Configuring Mountable HDFS

CDH includes a FUSE (Filesystem in Userspace) interface into HDFS. The hadoop-hdfs-fuse package enables you to use your HDFS cluster as if it were a traditional filesystem on Linux. Proceed as follows.

Before you start: You must have a working HDFS cluster and know the hostname and port that your NameNode exposes.

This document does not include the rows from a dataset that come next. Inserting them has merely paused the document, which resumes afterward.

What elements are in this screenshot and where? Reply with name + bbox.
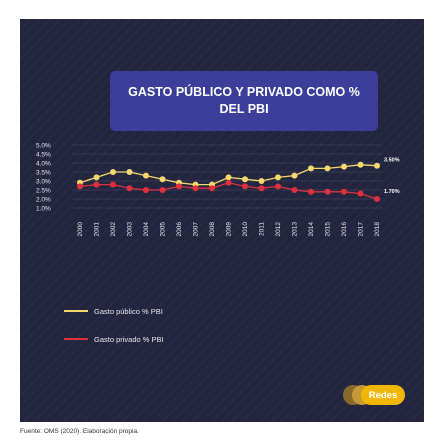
data-point xyxy=(308,165,314,172)
data-point xyxy=(258,185,265,192)
x-tick-label: 2000 xyxy=(77,222,84,237)
legend-line-private xyxy=(64,338,88,340)
legend-item-private: Gasto privado % PBI xyxy=(64,332,164,346)
x-tick-label: 2014 xyxy=(308,222,315,237)
chart-title: GASTO PÚBLICO Y PRIVADO COMO % DEL PBI xyxy=(110,71,378,131)
data-point xyxy=(341,188,347,195)
series-end-label: 1.70% xyxy=(384,189,400,195)
x-tick-label: 2017 xyxy=(358,222,365,237)
data-point xyxy=(159,176,166,183)
chart-title-line-2: DEL PBI xyxy=(219,102,269,116)
x-tick-label: 2007 xyxy=(193,222,200,237)
data-point xyxy=(143,187,149,193)
data-point xyxy=(93,181,100,188)
x-tick-label: 2011 xyxy=(259,222,266,236)
data-point xyxy=(242,176,248,183)
chart-card: GASTO PÚBLICO Y PRIVADO COMO % DEL PBI 5… xyxy=(20,19,424,422)
x-tick-label: 2018 xyxy=(374,222,381,237)
y-tick-label: 4.5% xyxy=(36,152,51,159)
data-point xyxy=(110,169,116,175)
brand-name: Redes xyxy=(361,385,405,405)
data-point xyxy=(357,190,364,197)
legend-label-private: Gasto privado % PBI xyxy=(94,334,164,344)
data-point xyxy=(275,183,281,190)
data-point xyxy=(308,188,314,195)
x-tick-label: 2012 xyxy=(275,222,282,237)
data-point xyxy=(126,169,133,175)
x-tick-label: 2016 xyxy=(341,222,348,237)
data-point xyxy=(126,185,133,192)
data-point xyxy=(225,179,232,186)
data-point xyxy=(374,196,380,202)
data-point xyxy=(291,187,298,193)
data-point xyxy=(77,183,83,190)
data-point xyxy=(341,163,347,170)
legend-label-public: Gasto público % PBI xyxy=(94,306,163,316)
data-point xyxy=(357,161,364,168)
brand-logo: Redes xyxy=(343,384,405,406)
y-tick-label: 3.5% xyxy=(36,170,51,177)
chart-title-line-1: GASTO PÚBLICO Y PRIVADO COMO % xyxy=(128,85,360,99)
x-tick-label: 2006 xyxy=(176,222,183,237)
data-point xyxy=(324,188,331,195)
y-tick-label: 2.5% xyxy=(36,188,51,195)
source-note: Fuente: OMS (2020). Elaboración propia. xyxy=(20,428,139,435)
data-point xyxy=(275,174,281,181)
x-tick-label: 2015 xyxy=(325,222,332,237)
y-tick-label: 5.0% xyxy=(36,143,51,150)
legend-line-public xyxy=(64,310,88,312)
x-tick-label: 2008 xyxy=(209,222,216,237)
data-point xyxy=(258,178,265,184)
x-tick-label: 2013 xyxy=(292,222,299,237)
data-point xyxy=(225,174,232,181)
x-tick-label: 2005 xyxy=(160,222,167,237)
data-point xyxy=(324,165,331,172)
x-tick-label: 2010 xyxy=(242,222,249,237)
x-tick-label: 2002 xyxy=(110,222,117,237)
data-point xyxy=(110,181,116,188)
data-point xyxy=(291,172,298,179)
data-point xyxy=(143,172,149,179)
data-point xyxy=(192,185,199,192)
y-tick-label: 4.0% xyxy=(36,161,51,168)
x-tick-label: 2001 xyxy=(94,222,101,237)
data-point xyxy=(93,174,100,181)
series-end-label: 3.50% xyxy=(384,158,400,164)
x-tick-label: 2003 xyxy=(127,222,134,237)
y-tick-label: 1.0% xyxy=(36,206,51,213)
x-tick-label: 2009 xyxy=(226,222,233,237)
y-tick-label: 2.0% xyxy=(36,197,51,204)
data-point xyxy=(209,185,215,192)
data-point xyxy=(242,183,248,190)
y-tick-label: 3.0% xyxy=(36,179,51,186)
data-point xyxy=(159,187,166,193)
data-point xyxy=(176,183,182,190)
legend-item-public: Gasto público % PBI xyxy=(64,304,163,318)
line-chart: 5.0% 4.5% 4.0% 3.5% 3.0% 2.5% 2.0% 1.0% 2000 2001… xyxy=(36,143,400,237)
x-tick-label: 2004 xyxy=(143,222,150,237)
data-point xyxy=(374,162,380,169)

If you use parcels to install CDH, you do not need to install the FUSE packages.

To install hadoop-hdfs-fuses On Red Hat-compatible systems:

sudo yum install hadoop-hdfs-fuse

To install hadoop-hdfs-fuse on Ubuntu systems:

sudo apt-get install hadoop-hdfs-fuse

To install hadoop-hdfs-fuse on SLES systems:

sudo zypper install hadoop-hdfs-fuse

You now have everything you need to begin mounting HDFS on Linux.

To set up and test your mount point in a non-HA installation:

mkdir -p <mount_point>
hadoop-fuse-dfs dfs://<name_node_hostname>:<namenode_port> <mount_point>

where namenode_port is the NameNode's RPC port, dfs.namenode.servicerpc-address.

To set up and test your mount point in an HA installation:

mkdir -p <mount_point>
hadoop-fuse-dfs dfs://<nameservice_id> <mount_point>

where nameservice_id is the value of fs.defaultFS. In this case the port defined for dfs.namenode.rpc-address.[nameservice ID].[name node ID] is used automatically. See Enabling HDFS HA for more information about these properties.

You can now run operations as if they are on your mount point. Press Ctrl+C to end the fuse-dfs program, and umount the partition if it is still mounted.

To clean up your test:

umount <mount_point>

You can now add a permanent HDFS mount which persists through reboots.

To add a system mount:

  1. Open /etc/fstab and add lines to the bottom similar to these:
    hadoop-fuse-dfs#dfs://<name_node_hostname>:<namenode_port> <mount_point> fuse allow_other,usetrash,rw 2 0

    For example:

    hadoop-fuse-dfs#dfs://localhost:8020 /mnt/hdfs fuse allow_other,usetrash,rw 2 0
  2. Test to make sure everything is working properly:
    mount <mount_point>

Your system is now configured to allow you to use the ls command and use that mount point as if it were a normal system disk.

For more information, see the help for hadoop-fuse-dfs:

hadoop-fuse-dfs --help

Optimizing Mountable HDFS

  • Cloudera recommends that you use the -obig_writes option on kernels later than 2.6.26. This option allows for better performance of writes.
  • By default, the CDH package installation creates the /etc/default/hadoop-fuse file with a maximum heap size of 128 MB. You might need to change the JVM minimum and maximum heap size for better performance. For example:
    export LIBHDFS_OPTS="-Xms64m -Xmx256m"

    Be careful not to set the minimum to a higher value than the maximum.